TÜRKÇENİN OĞUZ SAHASININ İKİ VATAN ŞAİRİ: BAHTİYAR VAHAPZADE VE
ABDÜLFETTAH RAUF’UN “VATAN” TEMALI ŞİİRLERİ ÜZERİNE KARŞILAŞTIRMALI
BİR İNCELEME
BAED / JBRI, 7/1, (2018), 111-166.
145
Bütün bu metaforların yanında, şairin vatanın hâlini ve kendisinin bu
hâl çerçevesinde vatan ile olan ilişkisini en etkili bir şekilde özetleyen dizeleri
şu dizelerdir:
“Zaman içindeyim ama benim zamanım değil
Mekân içindeyim ama benim mekânım değil
Hayata karşı ümidim bütün bütün meslûb
İçindeyim fakat eyvah benim cihanım yok” (Vevâ-yı T…)
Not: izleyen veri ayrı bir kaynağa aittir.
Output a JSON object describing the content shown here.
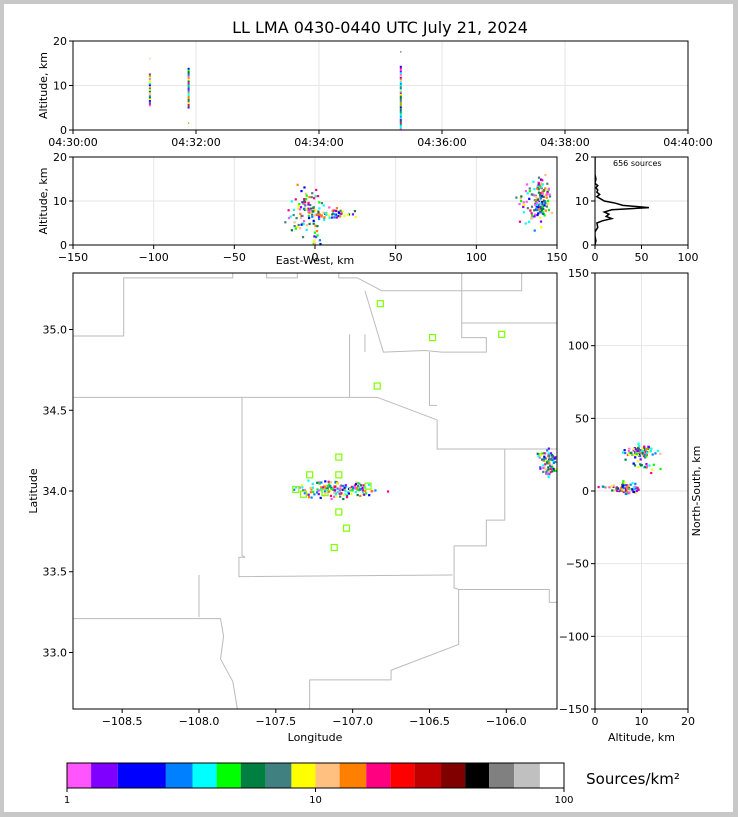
{
  "title": "LL LMA 0430-0440 UTC July 21, 2024",
  "colors": {
    "axis": "#000000",
    "grid": "#e6e6e6",
    "border": "#bbbbbb",
    "station": "#7fff00",
    "histogram": "#000000"
  },
  "chart_data": [
    {
      "id": "time-height",
      "type": "scatter",
      "title": "LL LMA 0430-0440 UTC July 21, 2024",
      "xlabel": "",
      "ylabel": "Altitude, km",
      "xlim": [
        0,
        10
      ],
      "ylim": [
        0,
        20
      ],
      "x_tick_values": [
        0,
        2,
        4,
        6,
        8,
        10
      ],
      "x_tick_labels": [
        "04:30:00",
        "04:32:00",
        "04:34:00",
        "04:36:00",
        "04:38:00",
        "04:40:00"
      ],
      "y_ticks": [
        0,
        10,
        20
      ],
      "grid": true,
      "strokes": [
        {
          "t": 1.25,
          "z0": 5.5,
          "z1": 12.5,
          "extra": [
            16
          ]
        },
        {
          "t": 1.88,
          "z0": 5.0,
          "z1": 14.0,
          "extra": [
            1.5
          ]
        },
        {
          "t": 5.33,
          "z0": 0.2,
          "z1": 14.5,
          "extra": [
            17.5
          ]
        }
      ]
    },
    {
      "id": "ew-height",
      "type": "scatter",
      "xlabel": "East-West, km",
      "ylabel": "Altitude, km",
      "xlim": [
        -150,
        150
      ],
      "ylim": [
        0,
        20
      ],
      "x_ticks": [
        -150,
        -100,
        -50,
        0,
        50,
        100,
        150
      ],
      "y_ticks": [
        0,
        10,
        20
      ],
      "grid": true,
      "clusters": [
        {
          "x": -6,
          "z": 8,
          "dx": 6,
          "dz": 3,
          "n": 90
        },
        {
          "x": 10,
          "z": 7,
          "dx": 10,
          "dz": 0.8,
          "n": 60
        },
        {
          "x": 1,
          "z": 1.5,
          "dx": 2,
          "dz": 1.5,
          "n": 10
        },
        {
          "x": 140,
          "z": 10,
          "dx": 4,
          "dz": 3.5,
          "n": 130
        },
        {
          "x": 132,
          "z": 9,
          "dx": 5,
          "dz": 3,
          "n": 30
        }
      ]
    },
    {
      "id": "altitude-histogram",
      "type": "line",
      "xlim": [
        0,
        100
      ],
      "ylim": [
        0,
        20
      ],
      "x_ticks": [
        0,
        50,
        100
      ],
      "y_ticks": [
        0,
        10,
        20
      ],
      "annotation": "656 sources",
      "grid": true,
      "profile": [
        {
          "z": 0,
          "n": 0
        },
        {
          "z": 1,
          "n": 1
        },
        {
          "z": 2,
          "n": 0
        },
        {
          "z": 3,
          "n": 0
        },
        {
          "z": 4,
          "n": 3
        },
        {
          "z": 5,
          "n": 2
        },
        {
          "z": 5.5,
          "n": 8
        },
        {
          "z": 6,
          "n": 18
        },
        {
          "z": 6.5,
          "n": 12
        },
        {
          "z": 7,
          "n": 15
        },
        {
          "z": 7.5,
          "n": 10
        },
        {
          "z": 8,
          "n": 18
        },
        {
          "z": 8.5,
          "n": 58
        },
        {
          "z": 9,
          "n": 30
        },
        {
          "z": 9.5,
          "n": 22
        },
        {
          "z": 10,
          "n": 10
        },
        {
          "z": 10.5,
          "n": 6
        },
        {
          "z": 11,
          "n": 2
        },
        {
          "z": 11.5,
          "n": 5
        },
        {
          "z": 12,
          "n": 2
        },
        {
          "z": 12.5,
          "n": 3
        },
        {
          "z": 13,
          "n": 1
        },
        {
          "z": 13.5,
          "n": 3
        },
        {
          "z": 14,
          "n": 0
        },
        {
          "z": 15,
          "n": 1
        },
        {
          "z": 16,
          "n": 0
        },
        {
          "z": 20,
          "n": 0
        }
      ]
    },
    {
      "id": "plan-view",
      "type": "scatter",
      "xlabel": "Longitude",
      "ylabel": "Latitude",
      "xlim": [
        -108.82,
        -105.67
      ],
      "ylim": [
        32.65,
        35.35
      ],
      "x_ticks": [
        -108.5,
        -108.0,
        -107.5,
        -107.0,
        -106.5,
        -106.0
      ],
      "y_ticks": [
        33.0,
        33.5,
        34.0,
        34.5,
        35.0
      ],
      "stations": [
        [
          -106.82,
          35.16
        ],
        [
          -106.48,
          34.95
        ],
        [
          -106.03,
          34.97
        ],
        [
          -106.84,
          34.65
        ],
        [
          -107.09,
          34.21
        ],
        [
          -107.28,
          34.1
        ],
        [
          -107.09,
          34.1
        ],
        [
          -107.37,
          34.01
        ],
        [
          -107.32,
          33.98
        ],
        [
          -107.18,
          33.99
        ],
        [
          -106.9,
          34.03
        ],
        [
          -107.09,
          33.87
        ],
        [
          -107.04,
          33.77
        ],
        [
          -107.12,
          33.65
        ]
      ],
      "clusters": [
        {
          "x": -107.1,
          "y": 34.01,
          "dx": 0.17,
          "dy": 0.035,
          "n": 160
        },
        {
          "x": -105.72,
          "y": 34.2,
          "dx": 0.05,
          "dy": 0.03,
          "n": 60
        },
        {
          "x": -105.72,
          "y": 34.13,
          "dx": 0.05,
          "dy": 0.025,
          "n": 30
        }
      ],
      "borders": [
        [
          [
            -108.82,
            34.96
          ],
          [
            -108.49,
            34.96
          ],
          [
            -108.49,
            35.32
          ],
          [
            -107.78,
            35.32
          ],
          [
            -107.78,
            35.35
          ]
        ],
        [
          [
            -107.56,
            35.35
          ],
          [
            -107.56,
            35.32
          ],
          [
            -107.36,
            35.32
          ],
          [
            -107.36,
            35.35
          ]
        ],
        [
          [
            -107.09,
            35.35
          ],
          [
            -107.09,
            35.32
          ],
          [
            -106.97,
            35.32
          ],
          [
            -106.81,
            35.24
          ],
          [
            -106.29,
            35.24
          ],
          [
            -106.29,
            35.35
          ]
        ],
        [
          [
            -106.92,
            35.24
          ],
          [
            -106.8,
            34.86
          ],
          [
            -106.53,
            34.87
          ],
          [
            -106.42,
            34.86
          ],
          [
            -106.13,
            34.86
          ],
          [
            -106.13,
            34.95
          ],
          [
            -106.29,
            34.95
          ],
          [
            -106.29,
            35.24
          ]
        ],
        [
          [
            -106.29,
            35.24
          ],
          [
            -105.9,
            35.24
          ],
          [
            -105.9,
            35.35
          ]
        ],
        [
          [
            -106.29,
            35.04
          ],
          [
            -105.67,
            35.04
          ]
        ],
        [
          [
            -107.02,
            34.97
          ],
          [
            -107.02,
            34.58
          ],
          [
            -106.84,
            34.58
          ],
          [
            -106.45,
            34.44
          ],
          [
            -106.45,
            34.26
          ],
          [
            -105.67,
            34.26
          ]
        ],
        [
          [
            -106.92,
            34.97
          ],
          [
            -106.92,
            34.86
          ]
        ],
        [
          [
            -106.5,
            34.86
          ],
          [
            -106.5,
            34.53
          ],
          [
            -106.45,
            34.53
          ]
        ],
        [
          [
            -108.82,
            34.58
          ],
          [
            -107.02,
            34.58
          ]
        ],
        [
          [
            -107.72,
            34.58
          ],
          [
            -107.72,
            33.6
          ],
          [
            -107.7,
            33.59
          ],
          [
            -107.74,
            33.59
          ],
          [
            -107.74,
            33.47
          ],
          [
            -106.35,
            33.48
          ]
        ],
        [
          [
            -108.0,
            33.48
          ],
          [
            -108.0,
            33.22
          ]
        ],
        [
          [
            -108.82,
            33.21
          ],
          [
            -107.86,
            33.21
          ],
          [
            -107.84,
            33.1
          ],
          [
            -107.86,
            32.96
          ],
          [
            -107.78,
            32.82
          ],
          [
            -107.75,
            32.65
          ]
        ],
        [
          [
            -106.34,
            33.66
          ],
          [
            -106.34,
            33.4
          ],
          [
            -106.31,
            33.39
          ],
          [
            -105.72,
            33.39
          ],
          [
            -105.72,
            33.31
          ],
          [
            -105.67,
            33.31
          ]
        ],
        [
          [
            -106.34,
            33.66
          ],
          [
            -106.13,
            33.66
          ],
          [
            -106.13,
            33.82
          ],
          [
            -106.01,
            33.82
          ],
          [
            -106.01,
            34.26
          ]
        ],
        [
          [
            -106.31,
            33.39
          ],
          [
            -106.31,
            33.05
          ],
          [
            -106.75,
            32.89
          ],
          [
            -106.75,
            32.83
          ],
          [
            -107.28,
            32.83
          ],
          [
            -107.28,
            32.65
          ]
        ]
      ]
    },
    {
      "id": "ns-height",
      "type": "scatter",
      "xlabel": "Altitude, km",
      "ylabel": "North-South, km",
      "xlim": [
        0,
        20
      ],
      "ylim": [
        -150,
        150
      ],
      "x_ticks": [
        0,
        10,
        20
      ],
      "y_ticks": [
        -150,
        -100,
        -50,
        0,
        50,
        100,
        150
      ],
      "grid": true,
      "clusters": [
        {
          "x": 9.5,
          "y": 27,
          "dx": 2.5,
          "dy": 3,
          "n": 90
        },
        {
          "x": 11,
          "y": 17,
          "dx": 2,
          "dy": 3,
          "n": 20
        },
        {
          "x": 7,
          "y": 2,
          "dx": 2,
          "dy": 3,
          "n": 70
        },
        {
          "x": 2,
          "y": 3,
          "dx": 1.5,
          "dy": 1,
          "n": 10
        }
      ]
    },
    {
      "id": "colorbar",
      "type": "heatmap",
      "label": "Sources/km²",
      "scale": "log",
      "range": [
        1,
        100
      ],
      "tick_labels": [
        "1",
        "10",
        "100"
      ],
      "bins": [
        {
          "color": "#ff55ff",
          "from": 1.0,
          "to": 1.25
        },
        {
          "color": "#8000ff",
          "from": 1.25,
          "to": 1.6
        },
        {
          "color": "#0000ff",
          "from": 1.6,
          "to": 2.5
        },
        {
          "color": "#0080ff",
          "from": 2.5,
          "to": 3.2
        },
        {
          "color": "#00ffff",
          "from": 3.2,
          "to": 4.0
        },
        {
          "color": "#00ff00",
          "from": 4.0,
          "to": 5.0
        },
        {
          "color": "#008040",
          "from": 5.0,
          "to": 6.3
        },
        {
          "color": "#408080",
          "from": 6.3,
          "to": 8.0
        },
        {
          "color": "#ffff00",
          "from": 8.0,
          "to": 10.0
        },
        {
          "color": "#ffc080",
          "from": 10.0,
          "to": 12.5
        },
        {
          "color": "#ff8000",
          "from": 12.5,
          "to": 16.0
        },
        {
          "color": "#ff0080",
          "from": 16.0,
          "to": 20.0
        },
        {
          "color": "#ff0000",
          "from": 20.0,
          "to": 25.0
        },
        {
          "color": "#c00000",
          "from": 25.0,
          "to": 32.0
        },
        {
          "color": "#800000",
          "from": 32.0,
          "to": 40.0
        },
        {
          "color": "#000000",
          "from": 40.0,
          "to": 50.0
        },
        {
          "color": "#808080",
          "from": 50.0,
          "to": 63.0
        },
        {
          "color": "#c0c0c0",
          "from": 63.0,
          "to": 80.0
        },
        {
          "color": "#ffffff",
          "from": 80.0,
          "to": 100.0
        }
      ]
    }
  ]
}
Bu dizelerde adeta bir yabancılaşma hissedilir. Şair, kendisini ne
içerisinde olduğu zamana ne de mekâna ait hissedebilmektedir. Çünkü
Osmanlı Devleti’nin yıllar önce kurulmuş olan “şanlı” düzeni bozulmuştur.
A. Rauf’un dizelerinde, genel olarak “vatan” kelimesiyle Üsküp
tasvir edilse de, şair Makedonya’nın muhtelif her köşesini aynı “endişeyle”
tasvir eder.
“Ey bahtı kara Koçana
Ezanların dönmüş çana” (Koçana İçün)
B. Vahapzade’nin tasvirlerinde de görülen “ezan-vatan” ilişkisi, A.
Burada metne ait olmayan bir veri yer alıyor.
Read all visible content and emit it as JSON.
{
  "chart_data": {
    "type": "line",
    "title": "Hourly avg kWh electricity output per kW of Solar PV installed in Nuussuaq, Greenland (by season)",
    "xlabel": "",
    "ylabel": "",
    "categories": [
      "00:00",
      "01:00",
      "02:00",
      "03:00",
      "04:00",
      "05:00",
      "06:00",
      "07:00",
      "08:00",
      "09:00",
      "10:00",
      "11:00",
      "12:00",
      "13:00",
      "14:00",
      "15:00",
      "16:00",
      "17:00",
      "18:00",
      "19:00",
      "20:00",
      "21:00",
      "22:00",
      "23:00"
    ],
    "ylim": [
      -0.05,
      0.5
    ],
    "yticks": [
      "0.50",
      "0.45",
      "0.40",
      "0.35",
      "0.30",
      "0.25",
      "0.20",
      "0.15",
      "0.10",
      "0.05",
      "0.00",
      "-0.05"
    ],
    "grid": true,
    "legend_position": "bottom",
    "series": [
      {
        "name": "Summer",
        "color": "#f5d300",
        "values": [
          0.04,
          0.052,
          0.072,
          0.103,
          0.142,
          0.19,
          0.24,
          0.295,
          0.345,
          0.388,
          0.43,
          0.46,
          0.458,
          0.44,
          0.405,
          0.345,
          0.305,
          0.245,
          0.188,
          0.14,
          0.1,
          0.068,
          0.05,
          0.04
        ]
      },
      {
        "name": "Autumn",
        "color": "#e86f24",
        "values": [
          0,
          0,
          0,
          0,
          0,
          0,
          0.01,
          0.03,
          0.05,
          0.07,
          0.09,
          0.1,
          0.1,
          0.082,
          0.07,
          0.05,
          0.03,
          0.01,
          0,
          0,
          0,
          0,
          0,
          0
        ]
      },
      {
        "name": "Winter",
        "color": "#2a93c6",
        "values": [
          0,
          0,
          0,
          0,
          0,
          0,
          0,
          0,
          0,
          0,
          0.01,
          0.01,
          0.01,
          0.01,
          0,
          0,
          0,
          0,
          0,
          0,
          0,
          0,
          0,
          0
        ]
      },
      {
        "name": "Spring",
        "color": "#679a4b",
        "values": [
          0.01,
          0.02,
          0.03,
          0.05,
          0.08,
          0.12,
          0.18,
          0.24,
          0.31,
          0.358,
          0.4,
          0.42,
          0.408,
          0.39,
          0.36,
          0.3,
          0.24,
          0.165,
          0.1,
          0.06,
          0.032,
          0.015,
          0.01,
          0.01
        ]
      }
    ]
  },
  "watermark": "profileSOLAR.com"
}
Rauf’un şiirlerinde daha baskın bir şekilde kendisini gösterir. Çan seslerinin
ezan seslerini bastırdığı bir Koçana tasvir edilir.
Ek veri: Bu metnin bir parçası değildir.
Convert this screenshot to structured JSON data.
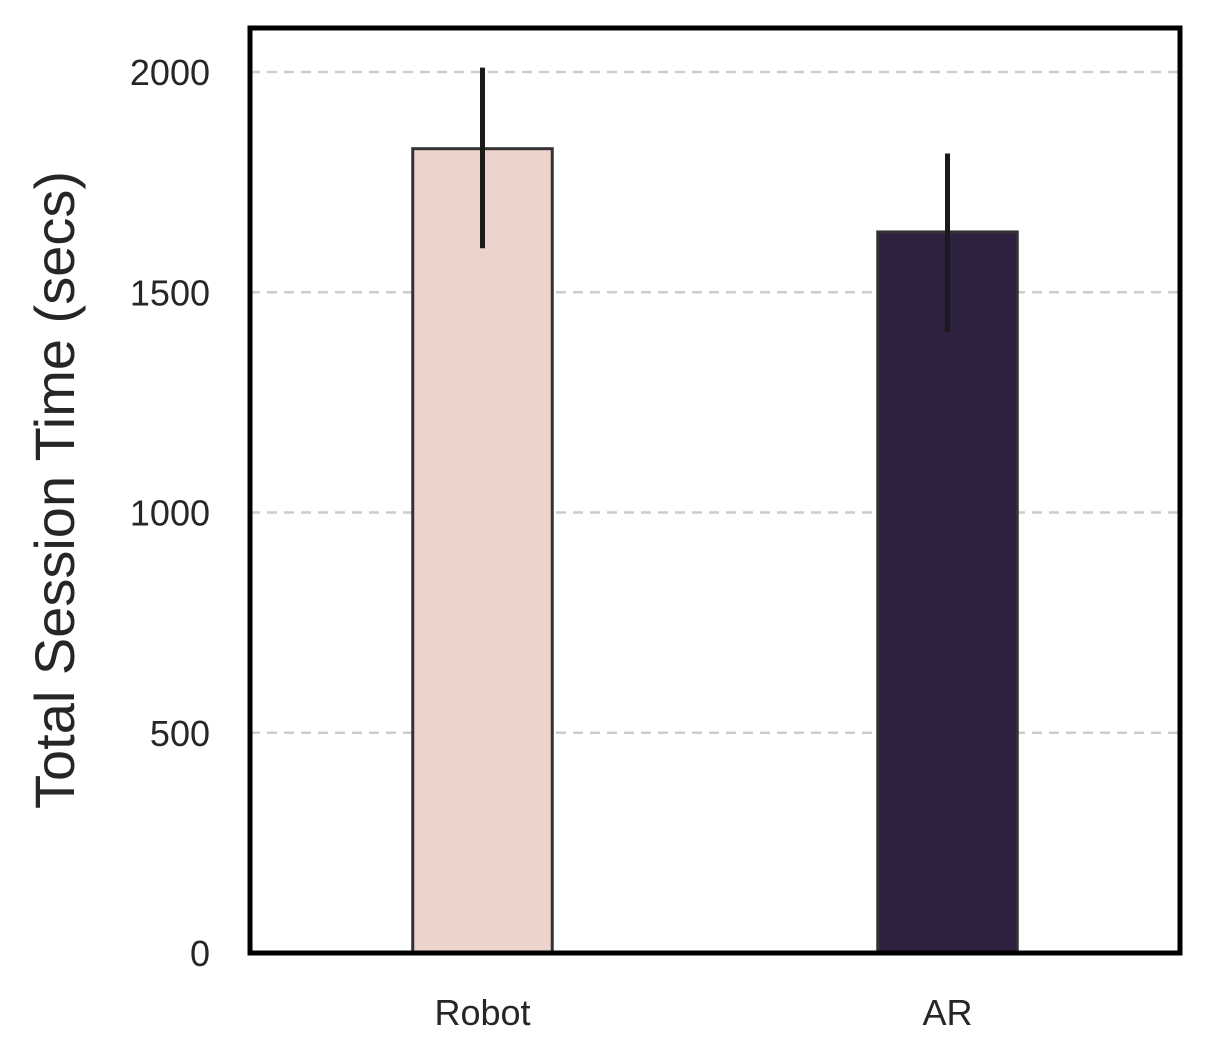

Şairin endişe taşıdığı bir başka diyar da Manastır şehridir:
“Biz sende bugün sen ise ağyara mı kaldın
Can düşmanı şan düşmanı küffâra mı daldın?
Artık yazacak kaldı mı hiç işte esirim
Ey köhne kalem ağla ve sus sen de bunaldın!” (Manastır’da-1960)
A. Rauf ve B. Vahapzade’nin “vatan” temalı şiirlerine bakıldığında,
“Vatana Dair Durum Tespitleri ve Tasvirleri” ile ilgili genel olarak şu
değerlendirmeler yapılabilir:
B. Vahapzade’nin vatan temalı şiirlerinde, değişen siyasi ve kültürel
şartlar doğrultusunda vatanın durumuna ilişkin tespitler ve tasvirler yer alır.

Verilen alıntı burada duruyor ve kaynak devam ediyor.